The proposed development in Cowes is three kilometres from the town centre. Driving along Settlement Road you could easily imagine yourself in Cranbourne or Pakenham. The advice tendered to Council argued that the neighbourhood character should be derived from the 600-800 square metre blocks to the east of the development. I argued that the block is located in an area of 2000 sq m blocks and generously treed, and, as such, a development of two to four blocks was appropriate.
The land is located at the western extremity of Cowes, separated from Ventnor only by a nine-hole golf course. Nearby is a significant area of banksia woodland and wetland that was under threat from development earlier this year.

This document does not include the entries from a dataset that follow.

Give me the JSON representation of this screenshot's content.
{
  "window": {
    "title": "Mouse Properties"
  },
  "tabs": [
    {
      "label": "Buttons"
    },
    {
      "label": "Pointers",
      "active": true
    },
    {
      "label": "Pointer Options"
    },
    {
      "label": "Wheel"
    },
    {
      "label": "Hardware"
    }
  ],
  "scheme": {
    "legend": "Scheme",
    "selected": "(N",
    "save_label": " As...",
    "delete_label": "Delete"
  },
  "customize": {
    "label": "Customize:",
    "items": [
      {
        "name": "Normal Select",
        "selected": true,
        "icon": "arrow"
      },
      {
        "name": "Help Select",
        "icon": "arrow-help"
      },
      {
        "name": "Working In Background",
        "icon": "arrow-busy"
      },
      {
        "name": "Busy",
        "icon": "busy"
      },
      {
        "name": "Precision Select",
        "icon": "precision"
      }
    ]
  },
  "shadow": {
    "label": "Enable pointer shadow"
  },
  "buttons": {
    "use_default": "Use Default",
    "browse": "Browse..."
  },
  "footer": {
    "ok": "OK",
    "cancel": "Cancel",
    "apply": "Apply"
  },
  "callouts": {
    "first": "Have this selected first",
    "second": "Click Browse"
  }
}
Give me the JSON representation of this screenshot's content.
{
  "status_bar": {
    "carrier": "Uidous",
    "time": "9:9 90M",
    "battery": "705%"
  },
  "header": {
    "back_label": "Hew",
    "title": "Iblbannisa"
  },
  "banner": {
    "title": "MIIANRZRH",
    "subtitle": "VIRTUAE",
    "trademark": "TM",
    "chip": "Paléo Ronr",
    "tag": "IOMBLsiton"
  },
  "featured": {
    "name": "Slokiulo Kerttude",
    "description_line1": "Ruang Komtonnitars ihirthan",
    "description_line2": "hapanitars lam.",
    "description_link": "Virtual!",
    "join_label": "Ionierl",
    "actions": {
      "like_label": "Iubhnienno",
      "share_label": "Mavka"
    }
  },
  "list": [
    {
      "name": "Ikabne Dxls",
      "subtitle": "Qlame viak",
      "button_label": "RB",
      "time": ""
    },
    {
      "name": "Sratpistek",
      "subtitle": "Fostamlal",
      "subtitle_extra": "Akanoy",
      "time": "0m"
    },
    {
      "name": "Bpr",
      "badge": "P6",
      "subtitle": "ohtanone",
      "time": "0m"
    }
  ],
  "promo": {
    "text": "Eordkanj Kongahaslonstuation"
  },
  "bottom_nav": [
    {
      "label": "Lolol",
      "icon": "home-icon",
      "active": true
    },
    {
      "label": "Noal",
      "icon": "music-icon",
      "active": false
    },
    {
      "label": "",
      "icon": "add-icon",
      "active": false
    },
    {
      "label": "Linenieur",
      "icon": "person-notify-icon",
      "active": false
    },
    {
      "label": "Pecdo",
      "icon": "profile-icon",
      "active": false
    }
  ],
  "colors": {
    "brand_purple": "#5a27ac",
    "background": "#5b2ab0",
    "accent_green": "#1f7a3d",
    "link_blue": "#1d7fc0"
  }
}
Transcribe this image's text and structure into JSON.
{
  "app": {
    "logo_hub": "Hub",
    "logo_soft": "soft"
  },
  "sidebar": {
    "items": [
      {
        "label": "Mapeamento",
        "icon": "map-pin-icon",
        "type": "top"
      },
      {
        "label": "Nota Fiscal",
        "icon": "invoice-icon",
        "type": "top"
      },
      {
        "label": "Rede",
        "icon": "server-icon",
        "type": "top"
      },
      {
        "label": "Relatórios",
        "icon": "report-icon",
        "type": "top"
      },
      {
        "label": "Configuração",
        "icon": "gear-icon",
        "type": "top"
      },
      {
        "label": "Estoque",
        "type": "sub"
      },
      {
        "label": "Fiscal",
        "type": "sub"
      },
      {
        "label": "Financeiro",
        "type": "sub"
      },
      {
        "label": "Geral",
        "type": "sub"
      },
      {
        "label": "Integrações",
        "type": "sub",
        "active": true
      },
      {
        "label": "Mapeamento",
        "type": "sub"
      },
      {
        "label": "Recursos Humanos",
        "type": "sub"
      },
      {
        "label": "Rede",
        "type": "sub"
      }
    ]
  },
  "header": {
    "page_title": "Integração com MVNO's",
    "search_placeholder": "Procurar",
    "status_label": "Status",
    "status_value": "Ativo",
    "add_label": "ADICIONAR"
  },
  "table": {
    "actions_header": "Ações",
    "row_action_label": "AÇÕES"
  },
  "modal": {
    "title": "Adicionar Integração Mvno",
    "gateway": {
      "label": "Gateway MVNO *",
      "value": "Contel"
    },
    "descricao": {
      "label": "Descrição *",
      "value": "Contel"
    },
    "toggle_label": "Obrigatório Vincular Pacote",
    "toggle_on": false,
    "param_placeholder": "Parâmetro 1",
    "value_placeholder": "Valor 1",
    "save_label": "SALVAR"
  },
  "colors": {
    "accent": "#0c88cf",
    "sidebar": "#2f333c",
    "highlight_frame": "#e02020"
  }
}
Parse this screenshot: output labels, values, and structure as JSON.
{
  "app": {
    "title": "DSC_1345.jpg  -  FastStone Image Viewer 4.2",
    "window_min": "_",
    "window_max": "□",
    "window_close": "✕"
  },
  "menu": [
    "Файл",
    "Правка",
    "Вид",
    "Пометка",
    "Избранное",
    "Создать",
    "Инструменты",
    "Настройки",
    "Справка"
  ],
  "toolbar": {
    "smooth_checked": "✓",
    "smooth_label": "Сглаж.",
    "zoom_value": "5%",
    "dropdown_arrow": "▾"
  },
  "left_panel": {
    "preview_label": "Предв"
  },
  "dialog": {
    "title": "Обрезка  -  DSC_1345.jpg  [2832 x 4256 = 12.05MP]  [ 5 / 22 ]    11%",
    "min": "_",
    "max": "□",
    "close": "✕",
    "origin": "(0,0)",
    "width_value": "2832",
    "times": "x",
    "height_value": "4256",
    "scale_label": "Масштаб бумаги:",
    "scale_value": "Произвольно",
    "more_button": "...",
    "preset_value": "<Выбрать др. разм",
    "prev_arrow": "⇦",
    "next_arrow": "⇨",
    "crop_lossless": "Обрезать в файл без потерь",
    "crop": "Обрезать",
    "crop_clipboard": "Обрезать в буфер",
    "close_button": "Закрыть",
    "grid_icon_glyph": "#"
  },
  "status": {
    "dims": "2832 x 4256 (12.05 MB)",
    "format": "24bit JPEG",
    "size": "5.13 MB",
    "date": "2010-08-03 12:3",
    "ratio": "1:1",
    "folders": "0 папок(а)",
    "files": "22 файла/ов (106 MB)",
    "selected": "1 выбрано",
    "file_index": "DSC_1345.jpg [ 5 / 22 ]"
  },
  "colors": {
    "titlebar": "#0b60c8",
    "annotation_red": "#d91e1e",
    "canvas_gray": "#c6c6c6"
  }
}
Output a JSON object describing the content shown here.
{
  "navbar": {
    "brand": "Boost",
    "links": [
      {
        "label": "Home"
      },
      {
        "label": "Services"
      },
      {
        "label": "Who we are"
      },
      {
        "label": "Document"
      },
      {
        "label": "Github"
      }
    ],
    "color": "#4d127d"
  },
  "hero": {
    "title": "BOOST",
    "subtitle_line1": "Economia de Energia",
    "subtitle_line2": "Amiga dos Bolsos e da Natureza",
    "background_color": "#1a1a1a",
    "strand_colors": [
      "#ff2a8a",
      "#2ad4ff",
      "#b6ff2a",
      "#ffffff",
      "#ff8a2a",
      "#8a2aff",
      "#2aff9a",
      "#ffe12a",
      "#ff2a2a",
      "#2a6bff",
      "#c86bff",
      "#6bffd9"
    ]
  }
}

Further intense development adds pressure to these areas and the nearby Red Rocks beach.
I argued that the planning approach was too narrow and did not take account of key council policies; in particular the Phillip Island and San Remo Visitor Economy 2035 Strategy and the Cowes Activity Centre Plan. The strategy notes that on Phillip Island the environment is the economy and so we need to preserve the environment to support tourism into the longer term.
Similarly, the Cowes Activity Centre Plan envisages a hospitable town with people being able to walk to the town centre. It also encourages infill and greater development density ahead of the usual spread into undeveloped rural land.
The latest Census figures show that 60 per cent of houses on Phillip Island are unoccupied against a statewide figure of just 16.3 per cent. Development at the edge of the Cowes urban sprawl will be mostly holiday houses, mainly occupied during the main holiday period when Cowes is already busy. At a distance where most people will drive into town, they will only add to the congestion.
Up to 250,000 new residents are expected to move into areas to the north and east of our region in future years, putting enormous pressure on the Island. Policy approaches that add to the congestion will only compound the difficulties, and we should avoid them.
Some argue that housing development is crucial to our economy. While the council must support a thriving local industry, the current approach does not necessarily do this. About 60 per cent of the builders operating in the new estates are from out of town, they purchase in bulk at big discounts and probably from outside suppliers. The question is whether they are here for the long term. I favour an approach that supports builders who employ locals and buy local.
Where to from here? The project will probably go to VCAT and may indeed be ruled in favour of the applicant but it is important to register the claim for a more sympathetic treatment of the Island, to preserve it for future generations and for its natural value.